Vision - Pierre Mabille
J'ai choisi d'associer le poème "Bien sapé" du recueil Trop de monde de Pierre Mabille, au tableau Nighthawks (Les Noctambules) de Edward Hopper.
De bar en bar l'homme
bien sapé avance sous les néons
aussi redoutable qu'un chaton
en moins mignon il allume
son tout petit stick
il dit non non je ne suis pas un
pauvre type pour toujours et toi
pas une fille perdue à jamais
l'homme plisse les yeux
tire sur son tout petit stick
souffle un tout petit filet gris
la fille quand elle pense
c'est un nuage au-dessus de sa tête
ce serait bien si je pouvais
compter pour quelqu'un
et aussi faire la vie ce serait bien
la misère j'arrête quand je veux dit-elle
quand elle parle le nuage est pointu
oh regarde cette affiche avec l'avion
en train de décoller
bonne idée prendre l'air
l'avion le train voilà
ce qu'on devrait faire
quand il y a une idée
c'est une ampoule
en train de décoller
au-dessus de la tête
Dès ma première lecture de ce poème, ce tableau a surgi dans ma tête comme une évidence.

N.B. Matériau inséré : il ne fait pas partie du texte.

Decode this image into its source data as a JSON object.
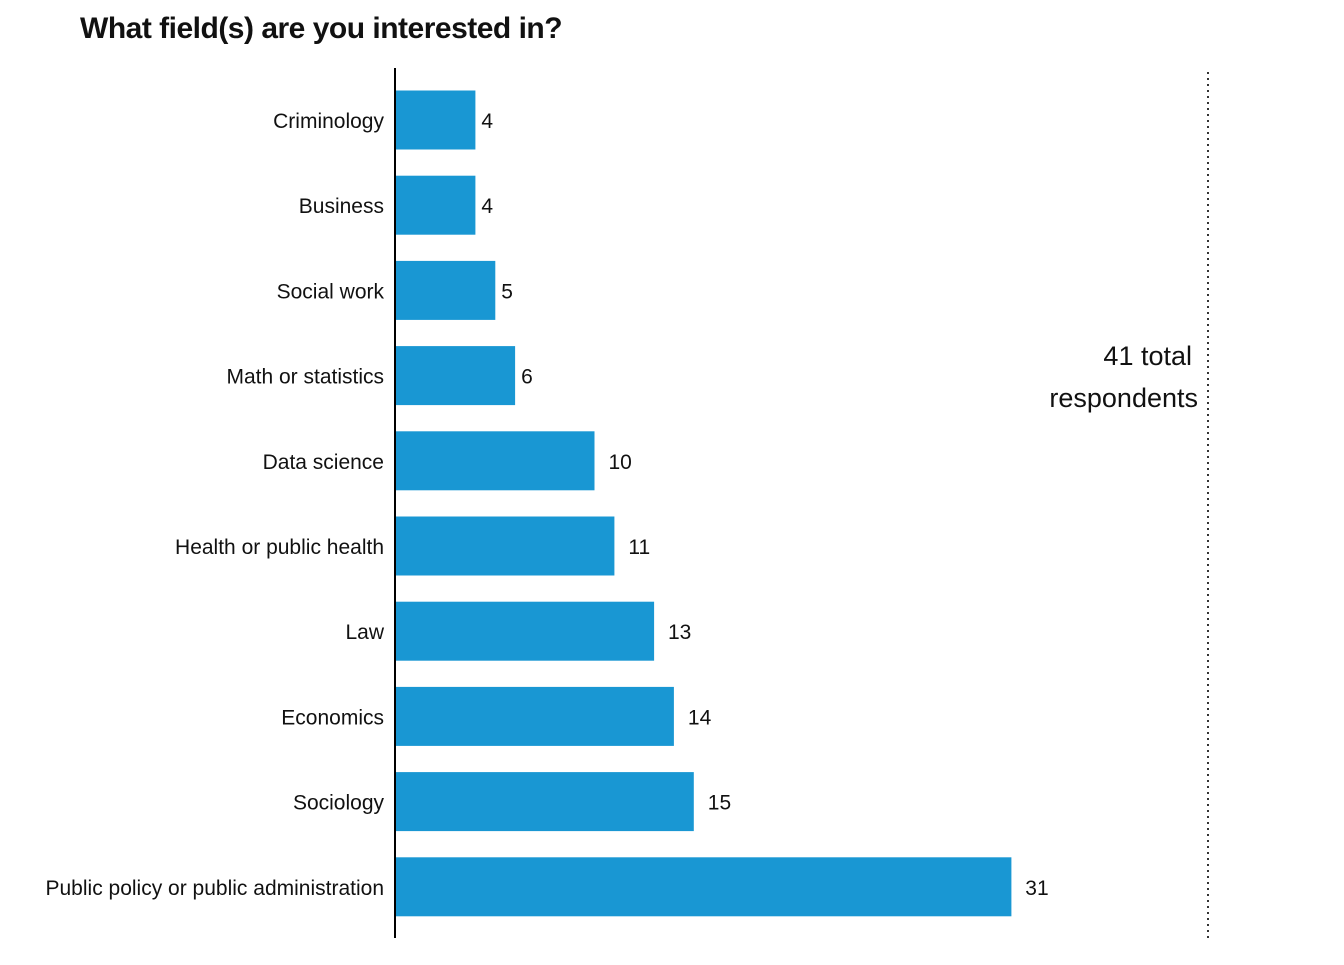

L'homme au chapeau gris face à nous est pour moi est "l'homme bien sapé ", et la femme en rouge est "la fille". L'homme a le visage fermé, une cigarette à la main. Il semble las, blasé, fatigué. La femme à côté de lui a les yeux baissés, abîmée dans ses pensées. Un homme nous tourne le dos: nous ne savons rien de lui.
Ils prennent place dans ce bar presque vide, éclairé crûment aux néons.
Ils sont enfermés dans leurs propres têtes. Dans une rue fantôme, des êtres se perdent dans l'alcool, le silence.
Ils sont plusieurs mais ils sont seuls.